One common scenario we see is when a non-manufacturing company acquires a manufacturing organization and suddenly has to make the leap from low-risk to high-risk EHS operations. Another is when the organization being acquired isn’t a true manufacturer, but does have an innovation lab, product repair shop, or other mechanical facility that is subject to more extensive regulations and risks. It’s also common to discover that one or the other organization has underdeveloped waste disposal or other processes that can potentially spell trouble.

Even if EHS&S is not involved in the due diligence phase, you can plan ahead by developing post-acquisition processes that have agreement from all stakeholders. Then post-acquisition, EHS&S can quickly gather information to discover critical risks and implement immediate corrective actions, followed by development of a longer-term integration road map with key stakeholders. Remember, the process is just as important as the information.

Forging Your Fellowship

So often, EHS concerns are focused on regulations, risks, and liabilities. However, when EHS managers turn to the integration phase, it’s all about people, communications, and cultural integration. Sure, policies, programs, management systems, and EHS compliance comprise your core metrics and goals, but accomplishing those metrics and goals requires onboarding of the entire EHS management structure. Onboarding requires good communication and buy-in from the target EHS team; without that, integration will be stifled.

One thing to think about, whether during pre-acquisition due diligence or post-acquisition discovery, is a proper assessment of the target EHS management team, their culture, and their ability to communicate and assimilate into the acquiring organization. Achieving buy-in from the key stakeholders in the acquired organization by creating a sense of support and resourcing is a must.

It’s important to have a common practice that should be followed once a deal has been communicated and the various departments are given the green light to spring into action. This will look different at every organization, but the important thing is to have a plan and then make sure everyone understands that plan. Even if no process is currently in place for your organization, you can still take the lead on developing an EHS&S-focused plan to take you through discovery and integration effectively. (Not sure what that looks like? This can be another good place to call for backup in the form of external experts.)
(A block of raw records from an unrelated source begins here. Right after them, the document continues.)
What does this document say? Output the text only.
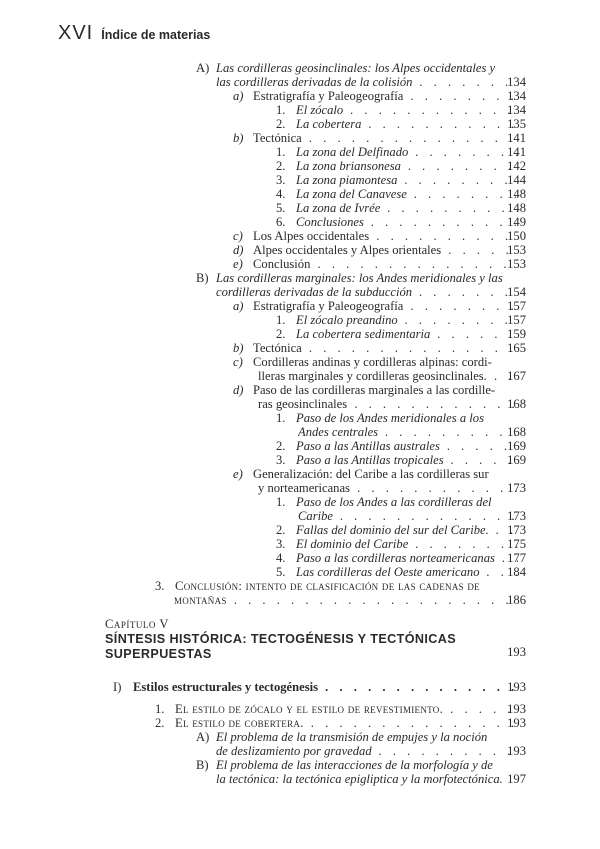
XVI Índice de materias
A) Las cordilleras geosinclinales: los Alpes occidentales y
las cordilleras derivadas de la colisión . . .	134
a) Estratigrafía y Paleogeografía . . .	134
1. El zócalo . . .	134
2. La cobertera . . .	135
b) Tectónica . . .	141
1. La zona del Delfinado . . .	141
2. La zona briansonesa . . .	142
3. La zona piamontesa . . .	144
4. La zona del Canavese . . .	148
5. La zona de Ivrée . . .	148
6. Conclusiones . . .	149
c) Los Alpes occidentales . . .	150
d) Alpes occidentales y Alpes orientales . . .	153
e) Conclusión . . .	153
B) Las cordilleras marginales: los Andes meridionales y las
cordilleras derivadas de la subducción . . .	154
a) Estratigrafía y Paleogeografía . . .	157
1. El zócalo preandino . . .	157
2. La cobertera sedimentaria . . .	159
b) Tectónica . . .	165
c) Cordilleras andinas y cordilleras alpinas: cordi-
lleras marginales y cordilleras geosinclinales. . . .	167
d) Paso de las cordilleras marginales a las cordille-
ras geosinclinales . . .	168
1. Paso de los Andes meridionales a los
Andes centrales . . .	168
2. Paso a las Antillas australes . . .	169
3. Paso a las Antillas tropicales . . .	169
e) Generalización: del Caribe a las cordilleras sur
y norteamericanas . . .	173
1. Paso de los Andes a las cordilleras del
Caribe . . .	173
2. Fallas del dominio del sur del Caribe. . . .	173
3. El dominio del Caribe . . .	175
4. Paso a las cordilleras norteamericanas . . . 177
5. Las cordilleras del Oeste americano . . .	184
3. Conclusión: intento de clasificación de las cadenas de
montañas . . .	186
I) Estilos estructurales y tectogénesis . . .	193
1. El estilo de zócalo y el estilo de revestimiento. . . .	193
2. El estilo de cobertera. . . .	193
A) El problema de la transmisión de empujes y la noción
de deslizamiento por gravedad . . .	193
B) El problema de las interacciones de la morfología y de
la tectónica: la tectónica epigliptica y la morfotectónica. 197
Capítulo V
SÍNTESIS HISTÓRICA: TECTOGÉNESIS Y TECTÓNICAS SUPERPUESTAS	193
By keeping the lines of communication open and sharing information as transparently as possible between functions and throughout the company, the integration process becomes much more manageable. Departments should share their findings with one another, reducing re-work and uncovering efficiencies and opportunities that can benefit everyone.

The Third-Act Twist

When slip-ups occur and complications arise, companies find themselves in the position of having to pay for help to fix the problem plus the cost of operational disruptions. A better approach is to be proactive, not reactive. Plan to actively investigate and integrate all aspects of the old and new businesses that touch EHS&S, including corporate structures, policies, programs, and culture. By looking beyond regulatory requirements, you better position yourself to prevent disruption and help the business grow safely, sustainably, and responsibly.

In cases where no one in the acquiring organization has the expertise to understand and address compliance issues with the new acquisition, this can be a good time to ask for help. Calling in experienced M&A consultants can help fill in the gaps, providing extra power and energy to make the initial transition, and then facilitating the handoff back to the internal team.

A Happy Ending for All

By preparing for the unexpected, bringing in reinforcements as needed, and communicating early and often, you can facilitate a safe and successful transition. This careful planning and increased EHS&S visibility means you’ll not only keep people and property safe and compliant, but you’ll also be protecting the organization from unnecessary risk and perhaps even creating value along the way. Now that’s a story worth telling.